Roger Stone has spent decades telling Americans the truth the establishment doesn’t want aired, and his latest push — tying newly leaked Watergate-era files to a sprawling CIA and Deep State influence — should make every patriot sit up and pay attention. Stone isn’t a casual conspiracy theorist; he laid out his case against the powerful in his 2013 book The Man Who Killed Kennedy, and his fingerprints on the movement to pry open classified JFK files are well documented.
For years conservatives have warned that the same permanent-government operatives who swore loyalty to ideology over country used Watergate as cover for deeper intelligence maneuvers, and Stone’s remarks revive that necessary skepticism. The public record — archived declassified briefings, White House tapes and Watergate-era documents — shows an intelligence community that operated with troubling autonomy and murky ties to political players.
Stone’s argument goes further: he says those released files don’t just explain Nixon’s fall, they expose how the CIA and allied insiders manipulated politics for decades, and may even shine light on unresolved questions from the JFK era. Whether you accept every conclusion Stone draws, the underlying point is undeniable — Americans deserve to know what their government did in the shadows and which officials lied under oath. Recent waves of declassification have already sparked serious questions about what past investigators were told.
The media and the Washington elite will reflexively attack anyone who questions their narrative, but that reflex does not make their narrative true. Conservatives rightly demand transparency and accountability when institutions like the CIA or federal law enforcement operate with unaccountable power; Watergate was supposed to be a wake-up call, not the last time we tolerated secrecy with no consequences. If new records exist that confirm long-suspected interference, those who covered for the permanent state should be the ones explaining themselves, not the American people left to piece together fragments.
Patriots should pressure Congress and the presidency to do what Nixon-era whistleblowers tried to force: full, unredacted releases and public hearings that leave no room for backroom gloss. This isn’t about politics as usual or cheap theatrics — it’s about restoring the rule of law and the public’s trust in their government. If the Deep State fears sunlight, that fear alone should convince decent Americans we must pull back the curtains.

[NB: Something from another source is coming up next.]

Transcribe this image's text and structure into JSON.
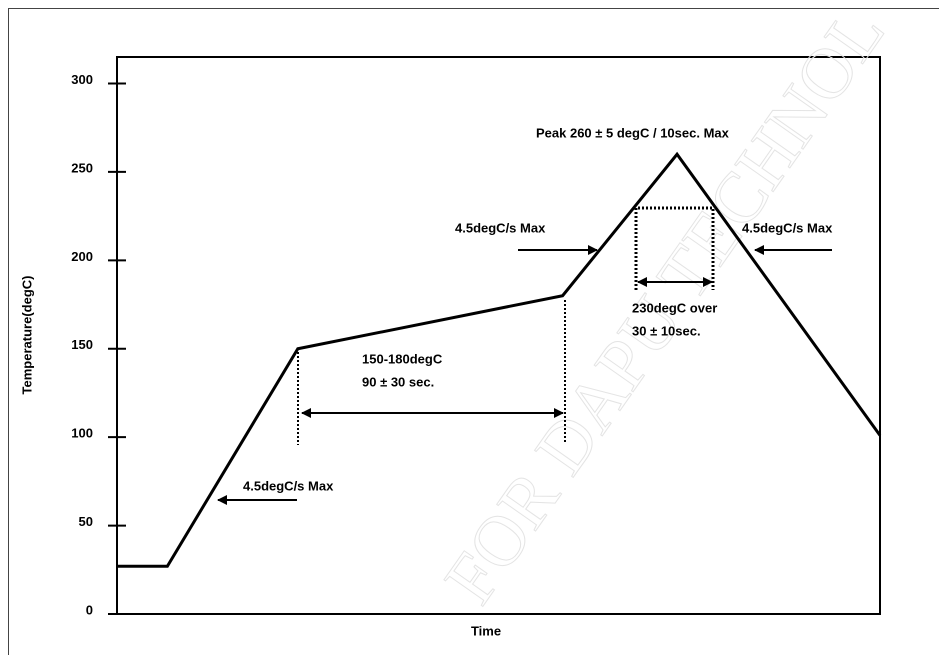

In researching Stone’s claims I found ample evidence of his longstanding allegations (including his 2013 book and his influence on past declassification initiatives) and a large body of declassified Nixon- and CIA-era material in archival collections that raise legitimate questions. However, I could not locate an independently verified, authoritative release or mainstream report that matches the specific phrasing of the YouTube title — a discrete, labeled “New Watergate docs” dump tying Watergate to a CIA–JFK assassination link as described by Roger Stone — in major outlets or on Newsmax’s public site during this search. That gap means Stone’s current public claims deserve scrutiny and demand that officials either produce the documents he references or explain exactly what evidence supports such explosive conclusions.